Not only that, but more generally it seems to me that this "trust" system would cause a "bandwagon" effect on all posts. Other users would be afraid to downvote anything that was taking off, since they would knowingly be causing their own "trust" score to drop.


This is something that is rampant right now on HN. As someone who writes his own new content for this specific community, the voting rings are just big turn off. I dont participate in them, and will not upvote when a fellow engineer asks me to do so (disclaimer: I have done it three times, but stopped because it felt wrong). I do, however, don't think that it will ever be stopped. It just pushes me to write better stuff and to improve my use of analytics.


Gaming websites like Reddit and HN seems similar to "shilling" in online auctions. While people eventually find ways around most things we put in place, it's pretty effective to group users by associations and crack down on ones that shill for their associates.

It might be less effective for these forums because there's no risk involved, but I bet there are still patterns in users bumping people off the "new" page.


As long as there's an awesome system like Hacker News, there'll be people trying to hack it. HN wins to the degree that it can counteract that and MAKE SURE that the 'best' ideas organically flow to the top. And pg is all over this.

I really like the idea of 'trust' / influence making your upvotes worth more than my upvotes or someone else's if you're proven to give good stuff. Hmm..


I've often wondered why it is that a 400 comment, 200+ point submission submitted within a few hours sits below a 60 comment, 100 point submission submitted 8 hours ago.

I don't know if it's flagging, or user trust - but it's not clear to me that there is a direct relationship between score+age+comments and how high profile a submission is.


Tortoise beating the hare?

It's possible the HN algorithm detects a steady, consistent stream of users, an above-average percentage of which upvote something compared a flash-in-the-pan type of posting.


That's flagging, and I've noticed happens frequently on posts that are critical of Google or Apple and non-critical of Microsoft/Nokia.


Stop worrying about voting rings.
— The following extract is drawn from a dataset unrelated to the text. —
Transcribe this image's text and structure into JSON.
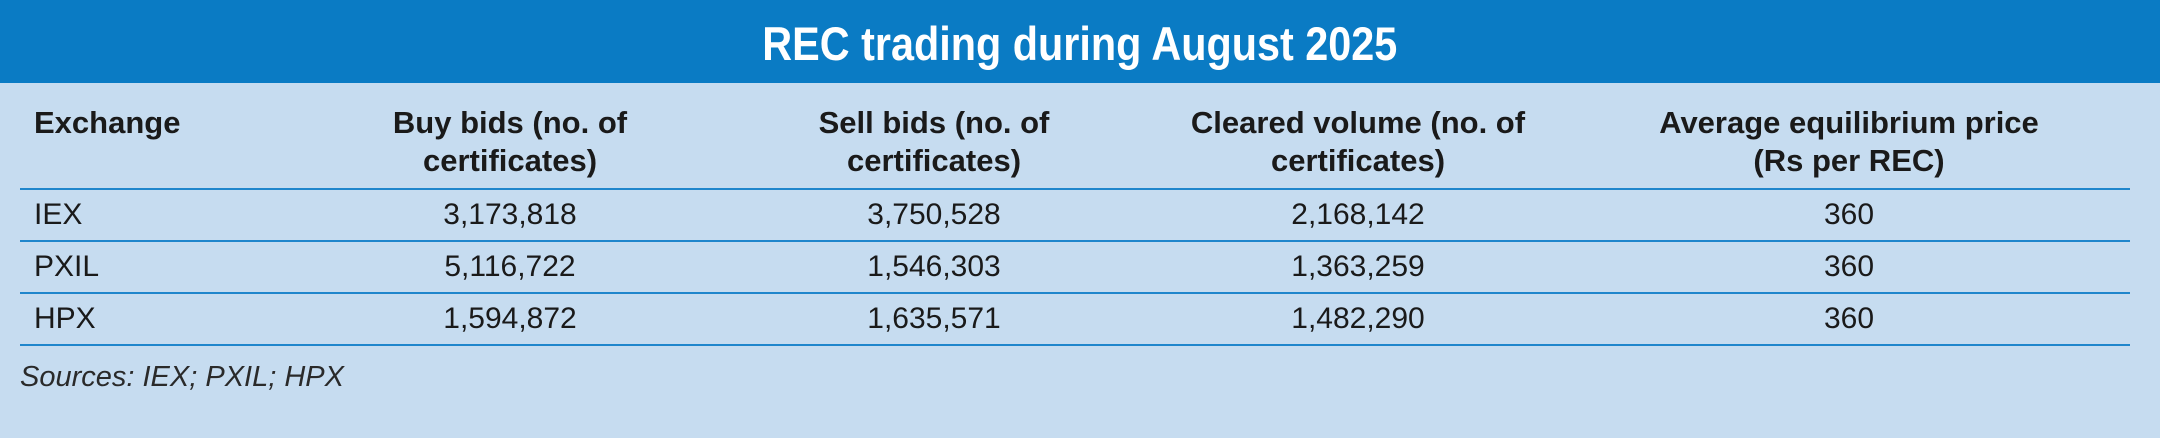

I don't have a startup or a blog, and contribute only intermittently to HN, but have little difficulty in engagement with the HN community. Just ride your own horse to wherever you're going; the fact that others may passing you by in the same direction does not make it a race.


"Is cheating these websites rife? Probably."

Just what evidence does the OP base this claim on, esp. for HN? The proof seems to be: Well, the motivation is definitely there, so it must be happening. That an a random email from a scammer/spammer.


What? Voting rings are a well known problem for HN.


Can you point me to previous discussions on HN about this well-known problem, I can't seem to find any using Google search.


Here's one from PG, reasonably recently.

(http://news.ycombinator.com/item?id=4108356)

> We've seen some fairly aggressive voting rings organized by publications with well known names. Only a few are actually banned though. Usually we just take away the voting ring members' ability to vote.


I would be more interested in a "collusion score" that analyzes whether you upvote certain users or posts consistently when they are just submitted.